All in all, it looks like this could be good fun. I can't wait for my call. Free phone sex for all, I say.
Living life

It's a well documented fact that more women read Men's Health than men. This month's issue hit right home with me. An article interviewing Matthew McConaughey reminded me what life is about. That coupled with last night's M-Net movie Under the Tuscan Sun. So I got up, and ran as far up table mountain as I could. The feeling is exilirating, and unbeatable. The exercise is its own reward, forget about all the other positive effects.
But then comes the added extra. In the Men's health article, Matthew describes how he used to eat all the right foods, and sure, looked great, but just lost a bit of his rhythm. So now he sees the morning exercise as a ritual to make the evening cocktail taste that much better. And that, to me, is almost what life is about. Like tidying your house before a big party. I live in one of the most beautiful places in the world. Why not draw energy from it?

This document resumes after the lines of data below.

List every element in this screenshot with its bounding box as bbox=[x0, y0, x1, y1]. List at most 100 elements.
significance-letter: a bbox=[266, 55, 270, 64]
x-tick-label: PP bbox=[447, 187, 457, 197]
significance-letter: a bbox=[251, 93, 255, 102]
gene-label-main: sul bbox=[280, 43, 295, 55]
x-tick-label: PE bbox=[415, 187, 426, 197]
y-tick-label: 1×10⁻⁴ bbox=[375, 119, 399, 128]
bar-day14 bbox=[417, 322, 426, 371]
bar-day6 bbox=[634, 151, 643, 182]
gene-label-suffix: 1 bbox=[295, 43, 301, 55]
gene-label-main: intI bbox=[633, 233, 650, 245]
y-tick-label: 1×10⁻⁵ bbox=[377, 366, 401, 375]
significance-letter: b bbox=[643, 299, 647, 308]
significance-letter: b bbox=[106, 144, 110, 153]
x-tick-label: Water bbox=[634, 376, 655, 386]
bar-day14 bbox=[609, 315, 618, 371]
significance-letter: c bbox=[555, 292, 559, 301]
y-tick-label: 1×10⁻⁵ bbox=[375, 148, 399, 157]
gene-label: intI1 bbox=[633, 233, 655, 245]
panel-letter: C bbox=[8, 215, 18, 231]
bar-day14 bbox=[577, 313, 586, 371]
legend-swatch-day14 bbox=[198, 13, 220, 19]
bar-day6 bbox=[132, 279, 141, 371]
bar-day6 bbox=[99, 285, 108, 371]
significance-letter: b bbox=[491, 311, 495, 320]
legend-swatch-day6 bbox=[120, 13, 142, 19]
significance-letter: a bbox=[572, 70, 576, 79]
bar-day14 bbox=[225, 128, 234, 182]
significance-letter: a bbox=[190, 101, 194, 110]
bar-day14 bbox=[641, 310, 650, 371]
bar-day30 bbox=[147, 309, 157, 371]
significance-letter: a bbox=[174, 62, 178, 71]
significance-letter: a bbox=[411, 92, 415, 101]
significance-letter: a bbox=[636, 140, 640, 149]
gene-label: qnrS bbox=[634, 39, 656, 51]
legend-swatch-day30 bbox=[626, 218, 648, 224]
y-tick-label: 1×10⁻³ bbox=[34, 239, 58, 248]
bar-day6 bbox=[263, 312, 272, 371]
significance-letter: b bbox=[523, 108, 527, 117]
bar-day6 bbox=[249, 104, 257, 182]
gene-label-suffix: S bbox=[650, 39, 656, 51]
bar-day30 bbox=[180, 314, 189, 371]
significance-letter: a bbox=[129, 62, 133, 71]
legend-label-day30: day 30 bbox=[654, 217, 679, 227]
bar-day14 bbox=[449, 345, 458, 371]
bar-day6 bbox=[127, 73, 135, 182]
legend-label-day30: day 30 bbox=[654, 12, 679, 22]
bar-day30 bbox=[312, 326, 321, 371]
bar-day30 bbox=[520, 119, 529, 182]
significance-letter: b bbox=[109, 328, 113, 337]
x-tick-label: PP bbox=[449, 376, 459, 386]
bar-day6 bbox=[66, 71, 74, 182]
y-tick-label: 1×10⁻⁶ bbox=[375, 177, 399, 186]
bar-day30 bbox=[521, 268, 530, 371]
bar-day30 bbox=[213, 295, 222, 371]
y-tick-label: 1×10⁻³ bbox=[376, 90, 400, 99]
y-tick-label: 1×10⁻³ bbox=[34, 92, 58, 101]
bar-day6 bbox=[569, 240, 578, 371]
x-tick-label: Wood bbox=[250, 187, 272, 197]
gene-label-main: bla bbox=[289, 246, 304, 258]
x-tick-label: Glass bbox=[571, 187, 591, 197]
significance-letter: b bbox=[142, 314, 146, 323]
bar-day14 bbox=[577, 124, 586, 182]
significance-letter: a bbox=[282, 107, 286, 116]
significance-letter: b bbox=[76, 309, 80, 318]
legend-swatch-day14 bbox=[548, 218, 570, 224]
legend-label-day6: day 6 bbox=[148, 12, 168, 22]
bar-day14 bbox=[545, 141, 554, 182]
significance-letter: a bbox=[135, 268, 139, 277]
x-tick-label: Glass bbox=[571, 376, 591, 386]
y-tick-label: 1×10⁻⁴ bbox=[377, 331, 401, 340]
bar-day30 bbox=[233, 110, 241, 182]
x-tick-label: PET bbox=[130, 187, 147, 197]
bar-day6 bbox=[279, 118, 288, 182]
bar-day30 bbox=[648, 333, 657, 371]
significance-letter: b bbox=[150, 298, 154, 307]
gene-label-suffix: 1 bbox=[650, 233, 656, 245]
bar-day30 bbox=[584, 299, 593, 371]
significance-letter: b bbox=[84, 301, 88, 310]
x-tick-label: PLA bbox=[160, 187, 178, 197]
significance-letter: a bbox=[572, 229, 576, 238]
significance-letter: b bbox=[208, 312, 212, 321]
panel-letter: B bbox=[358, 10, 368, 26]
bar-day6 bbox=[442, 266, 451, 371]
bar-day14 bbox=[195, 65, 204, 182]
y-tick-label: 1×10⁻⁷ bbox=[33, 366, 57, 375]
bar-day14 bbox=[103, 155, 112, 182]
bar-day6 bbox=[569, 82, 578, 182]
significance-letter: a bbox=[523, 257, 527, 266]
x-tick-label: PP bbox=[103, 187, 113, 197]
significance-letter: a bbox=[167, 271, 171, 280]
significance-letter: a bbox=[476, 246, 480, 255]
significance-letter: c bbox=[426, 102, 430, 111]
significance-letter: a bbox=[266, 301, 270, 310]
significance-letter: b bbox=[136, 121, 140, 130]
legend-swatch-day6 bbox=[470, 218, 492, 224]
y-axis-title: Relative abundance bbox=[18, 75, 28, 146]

See you on the mountain tomorrow
Monday, July 11, 2005
Some records
South African blogs are few and far between. And I'm guessing that the average blogger is about 23. Taking a look at the South African Blog Awards it is clear that the blogging community is dominated by bored adolescents. I'm not saying this is true for all of them. A trend among these blogs is to lay down challenges for one another. This got me thinking. What had I done that people could consider a challenge? What had I ever achieved? So here then, just because it seems to be a popular trend, some records of my own to beat:
Number of bites taken to eat a standard issue boerewors roll at 3 in the moning in Long street: One
Number of spins made on a Phillipe Starck bar stool in Larry's Bar, Plettenberg Bay: Forty
Number of blog posts in one day: Three
Number of shots of Jeagermeister: Twenty three
South African men slept with: Sixteen
Orgasms had while doing above: Zero
Ok, I'll stop with the O rant. Sorry internet. I don't mean to besmudge you even further.
This is me, and silly blogger issues.

Ok then, hello. Let's get personal. I'll give you a friendly gif-animated wave if I wasn't sitting behind a friend's 12 year old (seriously) computer while house sitting in Camps Bay. You'd think people who can afford to live here could afford new computers.
But the actual reason for this post is that (a) this is a new blog, and (b) I wanted a personal portfolio (or whatever they call it, everything has jargon on the web. It's so geeky.) picture, but I don't have web hosting. Funny how Blogger will let you upload images for your blog, but hasn't advanced to the stage where it is possible to upload a personal image for your profile. Come on clever overpaid computer geeks! You can do it!